Wednesday, November 16, 2011

Aids and Orphans in Swaziland - Government does Nothing


"Swaziland's government has failed to pay more than $10m (£6.3m) in grants to Aids orphans because of its financial crisis, an IMF official has said."

Swaziland has the world's highest HIV/Aids rate (26% of its adult population is infected), leaving some 69,000 orphans. Despite this staggering and heart-wrenching reality, the Swaziland Government claims that it cannot do anything to help the situation. Officials in the Government explain that the global financial crisis has hit Swaziland especially hard, forcing the cutting of many (needed) social programs. Mr Mongardini, the leader of the IMF team that visited Swaziland, told the BBC that the government had "owed" $10m in grants to orphans and $4m to elderly people since September. Many are very skeptical of Swaziland not having enough money to pay for these much needed social programs, explaining that "lavish spending by King Mswati III and his 13 wives has worsened the crisis."

This is overall a very disturbing and depressing situation. Why is the Swaziland Government sitting and watching its citizens suffer like this? Clearly, the leaders in the Swaziland Government do not care about its people enough to try to help fix this awful situation. As bad as the financial crisis is, a Government should never choose conserving money rather than helping its citizens. A Government that does not care about its citizens is worthless and unjust - I think that a power shift (i.e. revolution) is much needed!

1 comment:

Andrew B. said...

Ah revolution....yes, perhaps that would be a good thing for Swaziland, although more likely it would just plunge yet another unstable African nation into decades of civil war.

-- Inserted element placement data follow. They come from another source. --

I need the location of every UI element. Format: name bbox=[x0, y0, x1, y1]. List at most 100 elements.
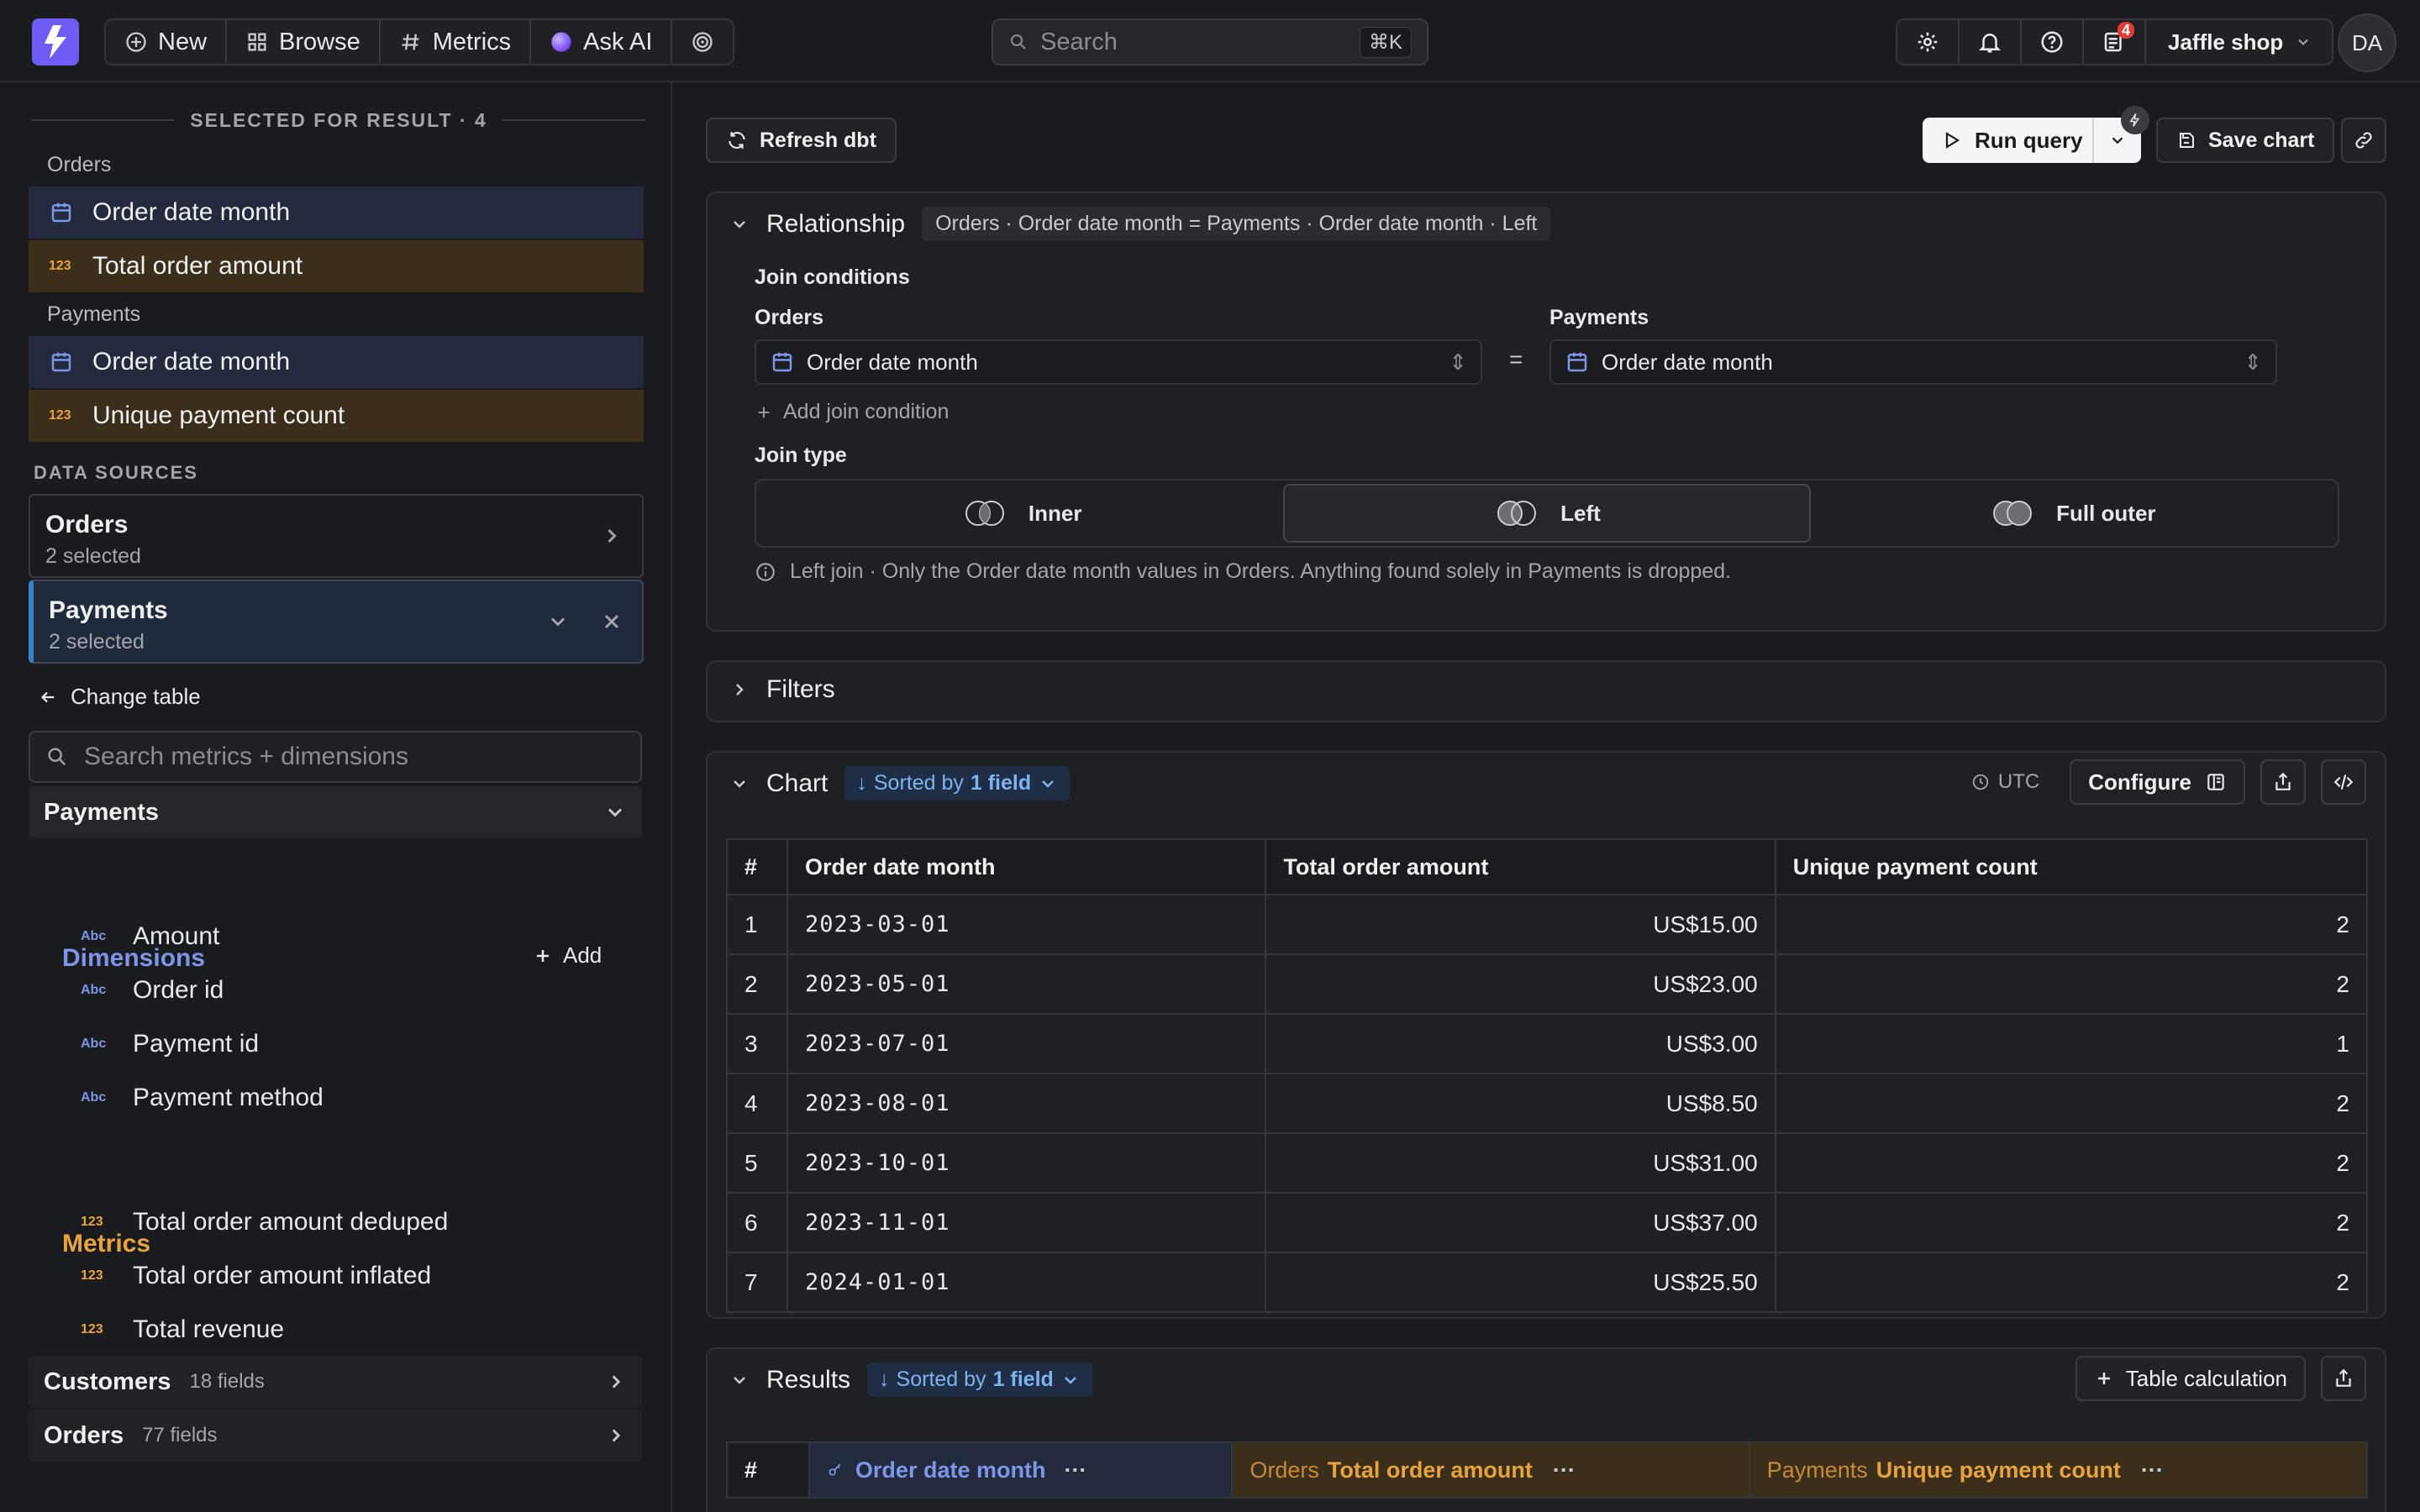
results-header-total-order-amount[interactable]: Orders Total order amount ··· bbox=[1231, 1441, 1750, 1499]
cell-total-order-amount[interactable]: US$3.00 bbox=[1265, 1013, 1776, 1074]
lightdash-logo[interactable] bbox=[32, 18, 79, 66]
table-row[interactable]: 5 2023-10-01 US$31.00 2 bbox=[726, 1132, 2369, 1194]
column-header-index[interactable]: # bbox=[726, 838, 788, 895]
table-row[interactable]: 6 2023-11-01 US$37.00 2 bbox=[726, 1192, 2369, 1253]
export-results-button[interactable] bbox=[2321, 1356, 2366, 1401]
results-header-index[interactable]: # bbox=[726, 1441, 810, 1499]
column-header-order-date-month[interactable]: Order date month bbox=[786, 838, 1267, 895]
cell-unique-payment-count[interactable]: 2 bbox=[1774, 953, 2369, 1015]
metric-field-total-order-amount-deduped[interactable]: 123 Total order amount deduped bbox=[81, 1208, 448, 1236]
table-section-payments[interactable]: Payments bbox=[29, 786, 642, 838]
selected-field-orders-order-date-month[interactable]: Order date month bbox=[29, 186, 644, 239]
relationship-header[interactable]: Relationship Orders · Order date month =… bbox=[729, 207, 1551, 241]
help-button[interactable] bbox=[2022, 20, 2084, 64]
target-button[interactable] bbox=[672, 20, 734, 64]
chart-header[interactable]: Chart ↓ Sorted by 1 field bbox=[729, 766, 1071, 801]
column-header-unique-payment-count[interactable]: Unique payment count bbox=[1774, 838, 2369, 895]
cell-unique-payment-count[interactable]: 2 bbox=[1774, 1252, 2369, 1313]
browse-button[interactable]: Browse bbox=[227, 20, 381, 64]
selected-field-payments-order-date-month[interactable]: Order date month bbox=[29, 336, 644, 388]
dimension-field-payment-method[interactable]: Abc Payment method bbox=[81, 1084, 324, 1112]
field-search-input[interactable]: Search metrics + dimensions bbox=[29, 731, 642, 783]
cell-total-order-amount[interactable]: US$23.00 bbox=[1265, 953, 1776, 1015]
dimension-field-amount[interactable]: Abc Amount bbox=[81, 922, 219, 951]
column-menu-icon[interactable]: ··· bbox=[1064, 1457, 1086, 1483]
share-link-button[interactable] bbox=[2341, 118, 2386, 163]
add-dimension-button[interactable]: Add bbox=[533, 942, 602, 969]
ask-ai-button[interactable]: Ask AI bbox=[531, 20, 673, 64]
right-join-field-select[interactable]: Order date month ⇕ bbox=[1549, 339, 2277, 385]
left-join-field-select[interactable]: Order date month ⇕ bbox=[755, 339, 1482, 385]
refresh-dbt-button[interactable]: Refresh dbt bbox=[706, 118, 897, 163]
join-type-full-outer[interactable]: Full outer bbox=[1811, 484, 2334, 543]
notifications-button[interactable] bbox=[1960, 20, 2022, 64]
cell-order-date-month[interactable]: 2023-08-01 bbox=[786, 1073, 1267, 1134]
column-header-total-order-amount[interactable]: Total order amount bbox=[1265, 838, 1776, 895]
chevron-right-icon[interactable] bbox=[600, 524, 623, 548]
table-row[interactable]: 3 2023-07-01 US$3.00 1 bbox=[726, 1013, 2369, 1074]
cell-total-order-amount[interactable]: US$25.50 bbox=[1265, 1252, 1776, 1313]
cell-total-order-amount[interactable]: US$8.50 bbox=[1265, 1073, 1776, 1134]
cell-index[interactable]: 1 bbox=[726, 894, 788, 955]
chevron-down-icon[interactable] bbox=[546, 610, 570, 633]
metric-field-total-order-amount-inflated[interactable]: 123 Total order amount inflated bbox=[81, 1262, 431, 1290]
table-row[interactable]: 4 2023-08-01 US$8.50 2 bbox=[726, 1073, 2369, 1134]
global-search-input[interactable]: Search ⌘K bbox=[992, 18, 1428, 66]
filters-panel[interactable]: Filters bbox=[706, 660, 2386, 722]
settings-button[interactable] bbox=[1897, 20, 1960, 64]
cell-index[interactable]: 5 bbox=[726, 1132, 788, 1194]
selected-field-orders-total-order-amount[interactable]: 123 Total order amount bbox=[29, 240, 644, 292]
cell-order-date-month[interactable]: 2023-11-01 bbox=[786, 1192, 1267, 1253]
data-source-orders[interactable]: Orders 2 selected bbox=[29, 494, 644, 578]
configure-chart-button[interactable]: Configure bbox=[2070, 759, 2245, 805]
cell-total-order-amount[interactable]: US$15.00 bbox=[1265, 894, 1776, 955]
cell-total-order-amount[interactable]: US$31.00 bbox=[1265, 1132, 1776, 1194]
export-chart-button[interactable] bbox=[2260, 759, 2306, 805]
timezone-indicator[interactable]: UTC bbox=[1971, 770, 2039, 794]
auto-fetch-indicator[interactable] bbox=[2121, 106, 2149, 134]
table-calculation-button[interactable]: Table calculation bbox=[2075, 1356, 2306, 1401]
filters-header[interactable]: Filters bbox=[729, 675, 835, 704]
cell-index[interactable]: 7 bbox=[726, 1252, 788, 1313]
join-type-left[interactable]: Left bbox=[1283, 484, 1811, 543]
whats-new-button[interactable]: 4 bbox=[2084, 20, 2146, 64]
table-row[interactable]: 7 2024-01-01 US$25.50 2 bbox=[726, 1252, 2369, 1313]
results-header[interactable]: Results ↓ Sorted by 1 field bbox=[729, 1362, 1092, 1397]
embed-code-button[interactable] bbox=[2321, 759, 2366, 805]
results-header-unique-payment-count[interactable]: Payments Unique payment count ··· bbox=[1748, 1441, 2369, 1499]
close-icon[interactable] bbox=[600, 610, 623, 633]
add-join-condition-button[interactable]: Add join condition bbox=[755, 400, 949, 424]
cell-unique-payment-count[interactable]: 1 bbox=[1774, 1013, 2369, 1074]
change-table-button[interactable]: Change table bbox=[39, 684, 201, 710]
cell-unique-payment-count[interactable]: 2 bbox=[1774, 1192, 2369, 1253]
cell-index[interactable]: 2 bbox=[726, 953, 788, 1015]
user-avatar[interactable]: DA bbox=[2338, 13, 2396, 72]
cell-order-date-month[interactable]: 2023-03-01 bbox=[786, 894, 1267, 955]
project-switcher[interactable]: Jaffle shop bbox=[2146, 20, 2333, 64]
run-query-button[interactable]: Run query bbox=[1923, 128, 2092, 154]
new-button[interactable]: New bbox=[106, 20, 228, 64]
column-menu-icon[interactable]: ··· bbox=[1553, 1457, 1576, 1483]
cell-unique-payment-count[interactable]: 2 bbox=[1774, 1073, 2369, 1134]
dimension-field-payment-id[interactable]: Abc Payment id bbox=[81, 1030, 259, 1058]
table-section-orders[interactable]: Orders 77 fields bbox=[29, 1410, 642, 1462]
table-row[interactable]: 1 2023-03-01 US$15.00 2 bbox=[726, 894, 2369, 955]
metrics-button[interactable]: Metrics bbox=[380, 20, 532, 64]
table-row[interactable]: 2 2023-05-01 US$23.00 2 bbox=[726, 953, 2369, 1015]
cell-order-date-month[interactable]: 2024-01-01 bbox=[786, 1252, 1267, 1313]
dimension-field-order-id[interactable]: Abc Order id bbox=[81, 976, 224, 1005]
cell-order-date-month[interactable]: 2023-10-01 bbox=[786, 1132, 1267, 1194]
cell-unique-payment-count[interactable]: 2 bbox=[1774, 1132, 2369, 1194]
chart-sort-pill[interactable]: ↓ Sorted by 1 field bbox=[844, 766, 1071, 801]
join-type-inner[interactable]: Inner bbox=[760, 484, 1283, 543]
cell-index[interactable]: 3 bbox=[726, 1013, 788, 1074]
results-header-order-date-month[interactable]: Order date month ··· bbox=[808, 1441, 1234, 1499]
cell-total-order-amount[interactable]: US$37.00 bbox=[1265, 1192, 1776, 1253]
cell-order-date-month[interactable]: 2023-07-01 bbox=[786, 1013, 1267, 1074]
metric-field-total-revenue[interactable]: 123 Total revenue bbox=[81, 1315, 284, 1344]
data-source-payments[interactable]: Payments 2 selected bbox=[29, 580, 644, 664]
cell-index[interactable]: 4 bbox=[726, 1073, 788, 1134]
column-menu-icon[interactable]: ··· bbox=[2141, 1457, 2164, 1483]
cell-order-date-month[interactable]: 2023-05-01 bbox=[786, 953, 1267, 1015]
cell-unique-payment-count[interactable]: 2 bbox=[1774, 894, 2369, 955]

A more interesting question may be: Should the West get involved? People are dying! So let's roll in with our Apache helicopters and Navy Seals and take out the king and his retinue, right? If we didn't, it'd be like saying that those orphans lives aren't worth as much as Western lives: after all, we would never allow such a situation to happen in the US, or Bosnia.

But I think most of us would agree that for the West to get involved in regime change would be a really bad idea. Thus, we must figure out why all our rhetoric on human rights does not match our actions. I think the answer, that human rights are realistically just not as important as we say there are, is a bit scary but probably the truth. More important concerns such as national sovereignty almost always end up trumping human rights in the end.